Thursday, 26 June 2014

Data Warehousing Tutorial Part - 1


Data Warehousing Concepts
This chapter provides an overview of the Oracle data warehousing implementation. It includes

1) What is a Data Warehouse?
2) Data Warehouse Architectures?

Note that this book is meant as a supplement to standard texts about data warehousing. This book focuses on Oracle-specific material and does not reproduce in detail material of a general nature. Two standard texts are:
  • The Data Warehouse Toolkit by Ralph Kimball (John Wiley and Sons, 1996)
  • Building the Data Warehouse by William Inmon (John Wiley and Sons, 1996)

What is a Data Warehouse?

A data warehouse is a relational database that is designed for query and analysis rather than for transaction processing. It usually contains historical data derived from transaction data, but it can include data from other sources. It separates analysis workload from transaction workload and enables an organization to consolidate data from several sources.

In addition to a relational database, a data warehouse environment includes an extraction, transportation, transformation, and loading (ETL) solution, an online analytical processing (OLAP) engine, client analysis tools, and other applications that manage the process of gathering data and delivering it to business users.

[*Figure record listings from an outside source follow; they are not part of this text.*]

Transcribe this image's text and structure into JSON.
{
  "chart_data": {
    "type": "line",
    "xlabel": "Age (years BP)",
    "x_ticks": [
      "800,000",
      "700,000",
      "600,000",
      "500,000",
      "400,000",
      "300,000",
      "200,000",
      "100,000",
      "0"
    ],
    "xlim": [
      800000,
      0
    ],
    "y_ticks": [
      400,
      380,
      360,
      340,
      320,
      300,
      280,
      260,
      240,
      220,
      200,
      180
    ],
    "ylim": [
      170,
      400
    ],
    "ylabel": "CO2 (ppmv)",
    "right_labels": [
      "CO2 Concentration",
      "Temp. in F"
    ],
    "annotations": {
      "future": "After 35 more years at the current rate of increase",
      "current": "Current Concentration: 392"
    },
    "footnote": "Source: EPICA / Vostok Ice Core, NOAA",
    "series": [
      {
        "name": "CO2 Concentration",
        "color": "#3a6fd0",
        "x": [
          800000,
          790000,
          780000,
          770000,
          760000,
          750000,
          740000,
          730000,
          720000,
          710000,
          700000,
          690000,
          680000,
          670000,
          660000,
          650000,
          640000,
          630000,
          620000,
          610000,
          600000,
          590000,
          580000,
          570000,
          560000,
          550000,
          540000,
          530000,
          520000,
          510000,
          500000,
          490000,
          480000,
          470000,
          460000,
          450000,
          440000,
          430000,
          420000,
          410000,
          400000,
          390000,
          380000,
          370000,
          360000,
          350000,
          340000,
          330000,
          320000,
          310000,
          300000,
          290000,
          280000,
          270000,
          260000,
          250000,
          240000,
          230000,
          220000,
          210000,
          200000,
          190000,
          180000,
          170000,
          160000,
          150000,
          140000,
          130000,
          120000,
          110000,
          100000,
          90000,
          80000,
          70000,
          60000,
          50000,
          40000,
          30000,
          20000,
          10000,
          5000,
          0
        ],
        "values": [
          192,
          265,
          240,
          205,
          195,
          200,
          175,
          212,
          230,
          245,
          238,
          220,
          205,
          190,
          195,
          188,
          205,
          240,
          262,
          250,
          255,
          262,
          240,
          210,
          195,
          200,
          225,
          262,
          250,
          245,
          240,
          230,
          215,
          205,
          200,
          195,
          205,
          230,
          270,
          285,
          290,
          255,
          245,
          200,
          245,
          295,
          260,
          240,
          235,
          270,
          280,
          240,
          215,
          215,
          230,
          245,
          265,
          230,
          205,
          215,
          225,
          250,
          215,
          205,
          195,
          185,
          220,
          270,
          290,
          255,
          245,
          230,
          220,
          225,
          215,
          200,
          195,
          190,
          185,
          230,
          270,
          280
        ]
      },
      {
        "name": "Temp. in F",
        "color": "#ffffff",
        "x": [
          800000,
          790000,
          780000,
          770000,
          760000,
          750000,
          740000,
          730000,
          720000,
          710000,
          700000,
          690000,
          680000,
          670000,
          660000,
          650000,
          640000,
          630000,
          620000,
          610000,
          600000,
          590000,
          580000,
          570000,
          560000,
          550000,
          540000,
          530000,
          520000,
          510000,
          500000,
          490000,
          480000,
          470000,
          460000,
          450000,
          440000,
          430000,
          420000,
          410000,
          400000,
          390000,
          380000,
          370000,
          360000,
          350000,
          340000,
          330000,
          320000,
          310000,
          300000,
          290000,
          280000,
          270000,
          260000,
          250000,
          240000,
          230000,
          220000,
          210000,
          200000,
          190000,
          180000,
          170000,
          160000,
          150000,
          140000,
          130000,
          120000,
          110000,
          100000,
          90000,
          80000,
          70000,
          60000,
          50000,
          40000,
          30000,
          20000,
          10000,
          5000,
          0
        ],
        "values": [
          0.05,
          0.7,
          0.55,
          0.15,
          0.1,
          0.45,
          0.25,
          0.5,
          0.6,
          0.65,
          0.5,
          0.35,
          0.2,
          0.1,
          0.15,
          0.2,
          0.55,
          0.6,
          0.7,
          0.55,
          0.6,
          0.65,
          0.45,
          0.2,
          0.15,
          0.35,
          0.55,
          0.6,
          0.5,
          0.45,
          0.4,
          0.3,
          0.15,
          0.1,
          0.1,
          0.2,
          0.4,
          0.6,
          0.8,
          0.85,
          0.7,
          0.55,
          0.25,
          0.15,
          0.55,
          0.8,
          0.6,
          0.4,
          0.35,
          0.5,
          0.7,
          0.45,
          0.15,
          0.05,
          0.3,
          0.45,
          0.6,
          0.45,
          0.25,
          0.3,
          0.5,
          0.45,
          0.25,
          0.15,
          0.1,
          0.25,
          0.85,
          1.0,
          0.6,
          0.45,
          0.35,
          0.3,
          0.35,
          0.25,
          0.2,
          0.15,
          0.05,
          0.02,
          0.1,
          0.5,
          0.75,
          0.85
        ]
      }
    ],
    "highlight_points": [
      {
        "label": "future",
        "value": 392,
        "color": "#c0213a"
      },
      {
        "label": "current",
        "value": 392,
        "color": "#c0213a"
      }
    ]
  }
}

A common way of introducing data warehousing is to refer to Inmon's characteristics of a data warehouse, who says that they are:
  • Subject Oriented
  • Integrated
  • Nonvolatile
  • Time Variant

Subject Oriented

Data warehouses are designed to help you analyze your data. For example, you might want to learn more about your company's sales data. To do this, you could build a warehouse concentrating on sales. In this warehouse, you could answer questions like "Who was our best customer for this item last year?" This kind of focus on a topic, sales in this case, is what is meant by subject oriented.

Integrated

Integration is closely related to subject orientation. Data warehouses need to have the data from disparate sources put into a consistent format. This means that naming conflicts have to be resolved and problems like data being in different units of measure must be resolved.

Nonvolatile

Nonvolatile means that the data should not change once entered into the warehouse. This is logical because the purpose of a warehouse is to analyze what has occurred.

Time Variant

Most business analysis requires analyzing trends. Because of this, analysts tend to need large amounts of data. This is very much in contrast to OLTP systems, where performance requirements demand that historical data be moved to an archive.